Low Angular Momentum Black Hole Accretion: First GRMHD Evidence of Standing Shocks

TL;DR

This paper presents the first GRMHD simulation evidence of stable standing shocks in low angular momentum black hole accretion flows, revealing new insights into plasma behavior and variability signatures near black holes.

Contribution

It demonstrates the formation and persistence of standing shocks in low-angular-momentum accretion flows using multi-dimensional GRMHD simulations, a novel finding in the field.

Findings

Stable standing shocks are observed in low angular momentum accretion flows.

Shock dynamics may explain observed variability like flares and QPOs.

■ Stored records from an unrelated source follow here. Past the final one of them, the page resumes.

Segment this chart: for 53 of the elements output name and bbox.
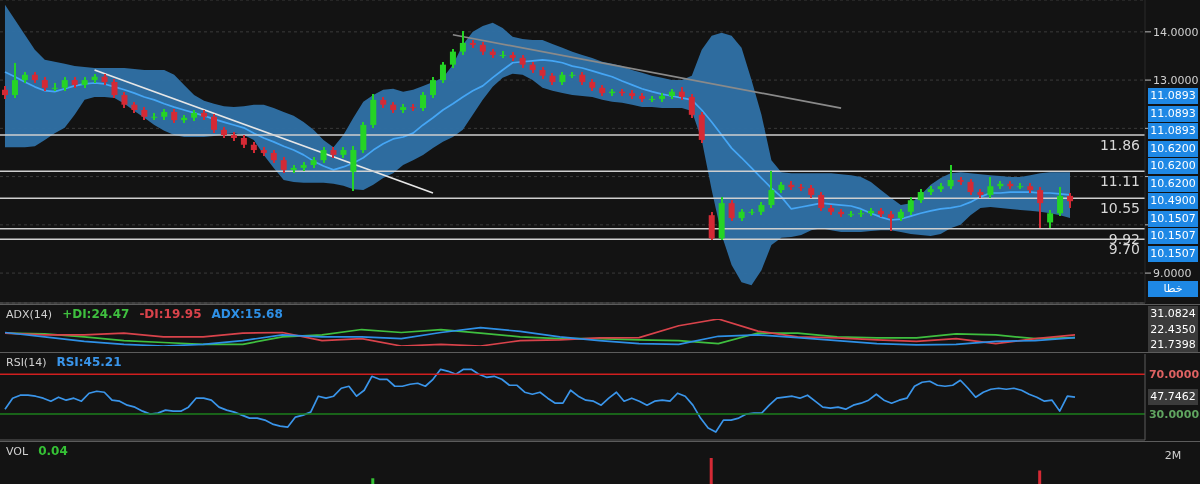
series-label: -DI:19.95 bbox=[139, 307, 202, 321]
text: 10.1507 bbox=[1148, 228, 1198, 244]
ref-line-label: 11.86 bbox=[1099, 137, 1141, 154]
candlestick bbox=[459, 30, 466, 56]
text: 10.1507 bbox=[1148, 245, 1198, 262]
text: 10.6200 bbox=[1148, 175, 1198, 192]
text: 22.4350 bbox=[1148, 321, 1198, 338]
candlestick bbox=[350, 145, 357, 192]
ref-line-label: 11.11 bbox=[1099, 173, 1140, 190]
text: 10.6200 bbox=[1148, 140, 1198, 157]
text: 10.6200 bbox=[1148, 158, 1198, 174]
ref-line-label: 70.0000 bbox=[1148, 368, 1200, 382]
text: 31.0824 bbox=[1148, 306, 1198, 322]
candlestick bbox=[987, 176, 994, 199]
candlestick bbox=[947, 163, 954, 191]
candlestick bbox=[1037, 186, 1044, 229]
text: RSI:45.21 bbox=[56, 355, 122, 369]
y-tick-label: 9.0000 bbox=[1153, 266, 1192, 280]
candlestick bbox=[420, 91, 427, 112]
candlestick bbox=[449, 47, 456, 69]
text: 11.0893 bbox=[1148, 123, 1198, 139]
chart-title: ADX(14) bbox=[6, 308, 53, 321]
candlestick bbox=[768, 169, 775, 209]
candlestick bbox=[11, 61, 18, 99]
text: 0.04 bbox=[38, 444, 68, 458]
candlestick bbox=[430, 76, 437, 99]
candlestick bbox=[151, 112, 158, 121]
candlestick bbox=[708, 211, 715, 241]
candlestick bbox=[211, 112, 218, 134]
chart-title: VOL bbox=[6, 445, 29, 458]
ref-line-label: 10.55 bbox=[1099, 200, 1140, 217]
text: 47.7462 bbox=[1148, 389, 1198, 405]
candlestick bbox=[439, 60, 446, 84]
candlestick bbox=[688, 93, 695, 119]
ref-line-label: 30.0000 bbox=[1148, 408, 1200, 422]
series-label: +DI:24.47 bbox=[62, 307, 130, 321]
candlestick bbox=[1057, 185, 1064, 218]
text: 21.7398 bbox=[1148, 337, 1198, 353]
text: 10.4900 bbox=[1148, 193, 1198, 209]
y-tick-label: 14.0000 bbox=[1153, 25, 1199, 39]
text: 10.1507 bbox=[1148, 210, 1198, 227]
text: 2M bbox=[1163, 448, 1183, 464]
text: خطا bbox=[1148, 280, 1198, 297]
chart-title: RSI(14) bbox=[6, 356, 47, 369]
candlestick bbox=[728, 199, 735, 222]
text: 11.0893 bbox=[1148, 88, 1198, 104]
y-tick-label: 13.0000 bbox=[1153, 74, 1199, 87]
candlestick bbox=[818, 191, 825, 212]
text: 11.0893 bbox=[1148, 105, 1198, 122]
candlestick bbox=[887, 210, 894, 232]
candlestick bbox=[51, 82, 58, 92]
series-label: ADX:15.68 bbox=[211, 307, 283, 321]
candlestick bbox=[111, 78, 118, 99]
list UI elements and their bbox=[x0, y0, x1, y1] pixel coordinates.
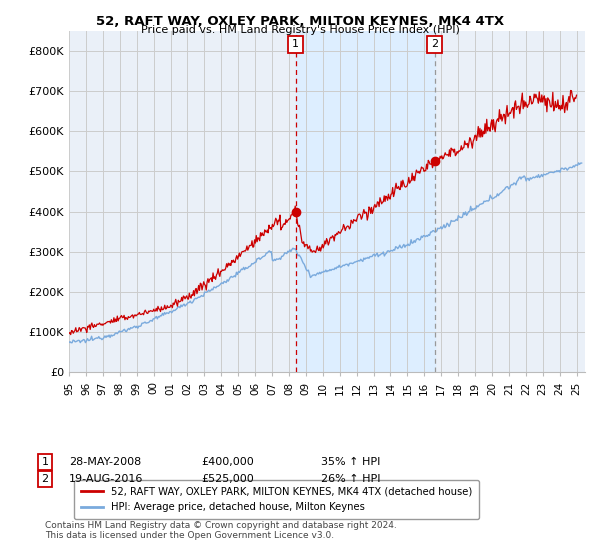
Text: 26% ↑ HPI: 26% ↑ HPI bbox=[321, 474, 380, 484]
Text: £400,000: £400,000 bbox=[201, 457, 254, 467]
Text: 28-MAY-2008: 28-MAY-2008 bbox=[69, 457, 141, 467]
Text: 52, RAFT WAY, OXLEY PARK, MILTON KEYNES, MK4 4TX: 52, RAFT WAY, OXLEY PARK, MILTON KEYNES,… bbox=[96, 15, 504, 27]
Text: 35% ↑ HPI: 35% ↑ HPI bbox=[321, 457, 380, 467]
Text: 1: 1 bbox=[41, 457, 49, 467]
Text: 19-AUG-2016: 19-AUG-2016 bbox=[69, 474, 143, 484]
Legend: 52, RAFT WAY, OXLEY PARK, MILTON KEYNES, MK4 4TX (detached house), HPI: Average : 52, RAFT WAY, OXLEY PARK, MILTON KEYNES,… bbox=[74, 480, 479, 519]
Text: 2: 2 bbox=[431, 39, 439, 49]
Text: Price paid vs. HM Land Registry's House Price Index (HPI): Price paid vs. HM Land Registry's House … bbox=[140, 25, 460, 35]
Text: 1: 1 bbox=[292, 39, 299, 49]
Text: Contains HM Land Registry data © Crown copyright and database right 2024.
This d: Contains HM Land Registry data © Crown c… bbox=[45, 521, 397, 540]
Text: 2: 2 bbox=[41, 474, 49, 484]
Bar bbox=[296, 31, 435, 372]
Text: £525,000: £525,000 bbox=[201, 474, 254, 484]
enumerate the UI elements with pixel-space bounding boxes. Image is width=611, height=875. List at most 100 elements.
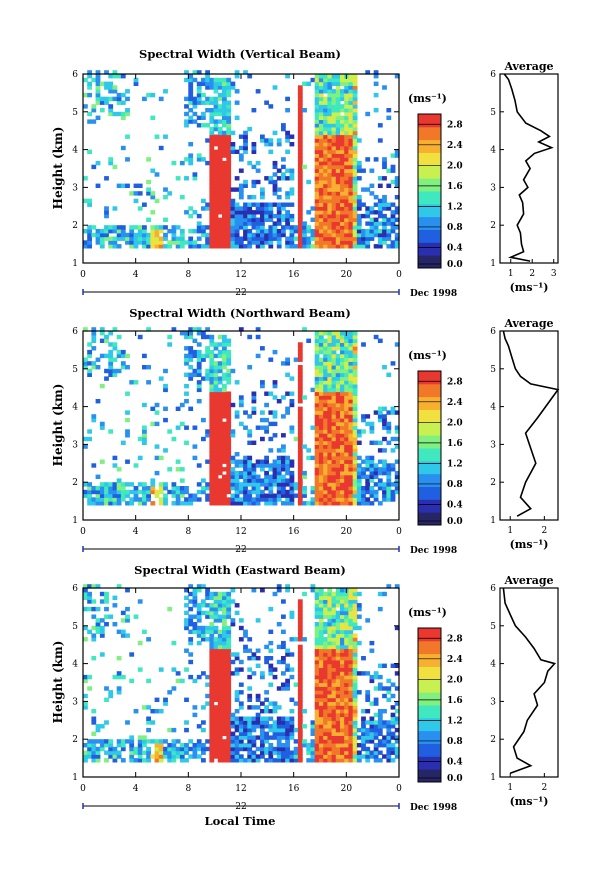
heatmap-cell	[268, 663, 274, 668]
heatmap-cell	[327, 168, 333, 173]
heatmap-cell	[335, 444, 341, 449]
heatmap-cell	[318, 376, 324, 381]
heatmap-cell	[318, 421, 324, 427]
heatmap-cell	[394, 244, 400, 249]
heatmap-cell	[352, 493, 358, 498]
heatmap-cell	[289, 187, 295, 192]
heatmap-cell	[104, 236, 109, 241]
heatmap-cell	[276, 731, 282, 736]
heatmap-cell	[230, 735, 236, 740]
heatmap-cell	[348, 731, 354, 736]
heatmap-cell	[323, 225, 328, 230]
heatmap-cell	[293, 225, 299, 230]
heatmap-cell	[344, 724, 349, 729]
heatmap-cell	[87, 674, 92, 680]
heatmap-cell	[217, 644, 223, 650]
heatmap-cell	[348, 440, 354, 445]
heatmap-cell	[344, 383, 349, 389]
heatmap-cell	[348, 115, 354, 120]
heatmap-cell	[361, 709, 366, 714]
x-tick-label: 12	[235, 784, 246, 794]
heatmap-cell	[222, 652, 227, 657]
heatmap-cell	[382, 497, 387, 502]
heatmap-cell	[209, 96, 215, 102]
heatmap-cell	[226, 633, 232, 638]
heatmap-cell	[323, 376, 328, 381]
heatmap-cell	[116, 96, 122, 102]
heatmap-cell	[394, 225, 400, 230]
heatmap-cell	[268, 758, 274, 763]
heatmap-cell	[348, 591, 354, 597]
heatmap-cell	[394, 176, 400, 181]
heatmap-cell	[348, 417, 354, 423]
heatmap-cell	[348, 406, 354, 411]
heatmap-cell	[192, 750, 198, 755]
heatmap-cell	[297, 421, 303, 427]
heatmap-cell	[377, 731, 383, 736]
heatmap-cell	[394, 686, 400, 691]
heatmap-cell	[163, 236, 168, 241]
heatmap-cell	[344, 77, 349, 83]
heatmap-cell	[222, 444, 227, 449]
heatmap-cell	[323, 85, 328, 90]
heatmap-cell	[297, 750, 303, 755]
heatmap-cell	[344, 353, 349, 359]
heatmap-cell	[348, 342, 354, 347]
heatmap-cell	[318, 108, 324, 113]
heatmap-cell	[352, 229, 358, 234]
heatmap-cell	[213, 489, 219, 495]
heatmap-cell	[247, 674, 253, 680]
heatmap-cell	[331, 591, 337, 597]
heatmap-cell	[91, 365, 97, 370]
heatmap-cell	[373, 754, 379, 759]
heatmap-cell	[323, 383, 328, 389]
heatmap-cell	[335, 448, 341, 453]
heatmap-cell	[314, 138, 320, 143]
heatmap-cell	[361, 459, 366, 464]
heatmap-cell	[335, 410, 341, 415]
heatmap-cell	[318, 115, 324, 120]
heatmap-cell	[323, 410, 328, 415]
heatmap-cell	[188, 244, 194, 249]
heatmap-cell	[348, 160, 354, 166]
heatmap-cell	[226, 160, 232, 166]
heatmap-cell	[297, 383, 303, 389]
heatmap-cell	[226, 625, 232, 631]
heatmap-cell	[201, 229, 206, 234]
heatmap-cell	[142, 240, 147, 245]
heatmap-cell	[318, 198, 324, 204]
heatmap-cell	[327, 213, 333, 219]
heatmap-cell	[226, 349, 232, 355]
heatmap-cell	[234, 709, 240, 714]
heatmap-cell	[222, 618, 227, 623]
heatmap-cell	[323, 134, 328, 139]
heatmap-cell	[234, 482, 240, 487]
heatmap-cell	[196, 640, 202, 646]
heatmap-cell	[352, 470, 358, 476]
heatmap-cell	[226, 671, 232, 676]
heatmap-cell	[264, 482, 269, 487]
heatmap-cell	[331, 758, 337, 763]
heatmap-cell	[95, 160, 101, 166]
heatmap-cell	[289, 470, 295, 476]
heatmap-cell	[348, 349, 354, 355]
heatmap-cell	[318, 644, 324, 650]
heatmap-cell	[297, 399, 303, 404]
heatmap-cell	[297, 395, 303, 400]
heatmap-cell	[217, 77, 223, 83]
heatmap-cell	[386, 372, 392, 377]
heatmap-cell	[247, 232, 253, 238]
heatmap-cell	[217, 693, 223, 699]
heatmap-cell	[361, 244, 366, 249]
heatmap-cell	[340, 444, 345, 449]
heatmap-cell	[318, 346, 324, 351]
heatmap-cell	[348, 701, 354, 706]
heatmap-cell	[175, 467, 181, 472]
heatmap-cell	[209, 648, 215, 653]
heatmap-cell	[327, 671, 333, 676]
heatmap-cell	[222, 743, 227, 748]
heatmap-cell	[217, 746, 223, 752]
heatmap-cell	[188, 327, 194, 332]
heatmap-cell	[217, 599, 223, 604]
heatmap-cell	[331, 399, 337, 404]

Simulations confirm the standard and normal evolution (SANE) regime.

Abstract

Understanding the dynamics of low angular momentum accretion flow around black holes (BHs) is essential for probing extreme plasma behavior in strong gravity, where shock formation can naturally produce variability signatures. In this paper, we perform general relativistic magnetohydrodynamic (GRMHD) simulations of low angular momentum accretion flows onto a BH with different BH spins to investigate the accretion dynamics near the central BH region. The simulation results show the standard and normal evolution (SANE) regime in all cases. In particular, we report the formation and persistence of standing shocks in low-angular-momentum accretion flows using multi (two and three)-dimensional GRMHD simulations for the first time. Previous studies did not detect such stable standing shock structures, making our findings a significant advancement in this field. The finding of shock dynamics can be further associated with some radiation features, such as flares observed in Sgr~A$^\ast$ and quasi-periodic oscillation (QPO) signals detected in some XRBs and AGNs.